I'm not sure where the pronunciation "bok" comes from... Cantonese? Fujian? Hakka? Mandarin speakers pronounce it "pao". In pinyin, it become "Do Fu Pao". Dofu pao (tofu bok) is tofu that has been deep fried. After being fried and cooled off, it becomes hollow and spongy. Personally, I find the process messy and just buy them at my local asian grocer.
ChicKyEgG doesn't go into what she stuffed her pao's with. So here's my twist on her version which includes a stuffing. Warning, I tend to cook without absolutely precise measurements.
Stuffing:
1 lb. ground pork
1 scallion onion, chopped
1 tbsp. light soy sauce
1 tbsp. dark soy sauce
1/4 tsp. salt
1/2 tsp. sugar
1 tbsp. cooking wine/sherry
18 dofu pao
2 tbsp. cooking oil
2 cups water
Sauce:
1 1/2 cups water
1 tbsp. cornstarch
1 tbsp. oyster sauce
1 tsp. sugar
1 tbsp. dark soy sauce
1. Mix the ground pork and the next 6 ingredients.
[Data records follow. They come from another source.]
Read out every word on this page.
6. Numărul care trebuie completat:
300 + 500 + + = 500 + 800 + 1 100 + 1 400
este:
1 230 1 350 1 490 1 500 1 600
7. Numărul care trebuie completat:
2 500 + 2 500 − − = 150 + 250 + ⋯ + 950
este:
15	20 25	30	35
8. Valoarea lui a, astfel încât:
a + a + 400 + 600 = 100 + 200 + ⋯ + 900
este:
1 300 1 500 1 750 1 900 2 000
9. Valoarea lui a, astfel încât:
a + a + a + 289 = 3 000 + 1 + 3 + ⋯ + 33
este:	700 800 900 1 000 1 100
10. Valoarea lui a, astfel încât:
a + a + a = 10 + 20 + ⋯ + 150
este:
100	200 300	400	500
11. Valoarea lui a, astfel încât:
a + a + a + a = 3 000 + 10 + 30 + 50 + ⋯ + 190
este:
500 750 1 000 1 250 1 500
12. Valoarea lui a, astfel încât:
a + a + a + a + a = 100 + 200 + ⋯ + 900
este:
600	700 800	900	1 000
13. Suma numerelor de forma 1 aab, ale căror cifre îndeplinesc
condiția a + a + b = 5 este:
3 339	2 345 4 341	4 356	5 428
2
Refrigerate for 30 minutes to marinate.
2. Cut a small hole on one side of the dofu pao. Stick a finger through the hole to widen the space inside the pao. Stuff as much as possible the pork mixture into each pao.
3. Add 2 tbsp. cooking oil to wok. Place the dofu pockets (meat facing down) and fry until slightly golden. You only need to fry the opening where the meat was stuffed.
4. Add in 2 cups water, cover with a lid and simmer until the water is half gone.
5. Mix the 1 1/2 cups water with cornstarch, oyster sauce, sugar and soy sauce. Pour this sauce into the wok with the stuffed dofu. Mix quickly. The cornstarch will thicken the sauce. Serve.
Side Thoughts: After frying my stuff pao, I transfered it to a claypot and simmered it in there. This allowed me to dish it directly. I also simmered mine slightly more in the soy sauce, hence the paos took on a darker color. The result? We love it.